As it turns out, the Bank of Canada did nothing of the sort, implicitly giving a green light to loonie bulls. Instead, the central bank noted that the appreciation in the currency was due primarily to a rebound in the price of commodities, prominently including oil and concluded that, “both the price of oil and the exchange rate have averaged close to levels assumed in the January MPR.” This sanguine, “as expected” view toward the currency suggests that the BOC would not be unduly upset with continued appreciation in the loonie.

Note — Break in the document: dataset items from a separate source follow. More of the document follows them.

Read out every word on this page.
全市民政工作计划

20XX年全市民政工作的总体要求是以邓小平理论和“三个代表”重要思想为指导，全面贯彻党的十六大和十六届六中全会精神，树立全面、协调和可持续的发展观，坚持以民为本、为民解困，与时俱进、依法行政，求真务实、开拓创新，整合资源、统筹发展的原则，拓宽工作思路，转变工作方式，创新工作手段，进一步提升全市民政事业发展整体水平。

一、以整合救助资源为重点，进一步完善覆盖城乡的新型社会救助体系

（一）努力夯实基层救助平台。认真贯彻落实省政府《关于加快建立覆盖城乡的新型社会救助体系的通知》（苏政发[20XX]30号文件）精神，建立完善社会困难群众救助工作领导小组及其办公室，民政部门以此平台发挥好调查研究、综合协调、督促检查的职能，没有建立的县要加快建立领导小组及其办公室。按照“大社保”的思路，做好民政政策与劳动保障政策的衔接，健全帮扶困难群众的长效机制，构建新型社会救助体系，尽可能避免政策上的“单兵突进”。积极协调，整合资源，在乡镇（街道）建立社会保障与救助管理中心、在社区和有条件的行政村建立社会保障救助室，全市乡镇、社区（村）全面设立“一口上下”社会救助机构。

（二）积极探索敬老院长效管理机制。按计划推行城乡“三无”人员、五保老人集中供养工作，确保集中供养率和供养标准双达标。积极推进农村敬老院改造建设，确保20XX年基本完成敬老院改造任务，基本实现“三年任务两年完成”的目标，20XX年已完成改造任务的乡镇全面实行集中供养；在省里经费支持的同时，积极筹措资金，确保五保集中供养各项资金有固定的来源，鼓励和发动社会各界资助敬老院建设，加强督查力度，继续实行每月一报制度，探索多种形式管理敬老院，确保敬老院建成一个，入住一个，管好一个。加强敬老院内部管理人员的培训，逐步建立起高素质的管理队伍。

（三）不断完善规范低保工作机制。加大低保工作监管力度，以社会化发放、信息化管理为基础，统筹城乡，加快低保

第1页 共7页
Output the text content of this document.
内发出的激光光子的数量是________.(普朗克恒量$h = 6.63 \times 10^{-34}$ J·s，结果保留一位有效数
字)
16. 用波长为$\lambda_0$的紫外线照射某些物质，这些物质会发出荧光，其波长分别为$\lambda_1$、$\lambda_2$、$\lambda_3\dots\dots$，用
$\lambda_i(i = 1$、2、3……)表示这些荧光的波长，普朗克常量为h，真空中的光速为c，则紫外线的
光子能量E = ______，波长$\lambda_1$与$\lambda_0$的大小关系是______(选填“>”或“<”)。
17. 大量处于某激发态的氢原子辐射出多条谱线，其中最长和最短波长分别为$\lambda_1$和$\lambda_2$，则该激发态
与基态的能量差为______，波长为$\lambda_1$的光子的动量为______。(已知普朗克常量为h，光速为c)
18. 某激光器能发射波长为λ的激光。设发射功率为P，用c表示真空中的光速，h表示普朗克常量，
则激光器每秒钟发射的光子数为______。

The other big uncertainty on the horizon for the BOC is the upcoming Canadian federal budget release. In characteristically noncommittal language, the monetary policy statement noted that, “[a]n assessment of the impact of the upcoming federal budget's fiscal measures will be incorporated into the Bank's April projection. All things considered, the risks to the profile for inflation are roughly balanced.” In other words, the BOC wants to have more information from both the fiscal and market front before deciding on its next move.
Market Reaction: USD/CAD
While there was nothing too radical in the BOC’s statement, traders took the lack of concern about the strength of the Canadian dollar as a green light to push the currency higher. As we go to press, USD/CAD trading near 1.3290, down over 100 pips from pre-BOC levels. The drop has completely unwound yesterday’s oversold bounce, and it leaves USD/CAD precariously close to the 200-day MA, a critical technical juncture. The last time USD/CAD traded below its 200-day MA was back in 2014, and if that level gives way, a quick move down toward 1.3200 or even the 1.30 handle could be seen in the coming days.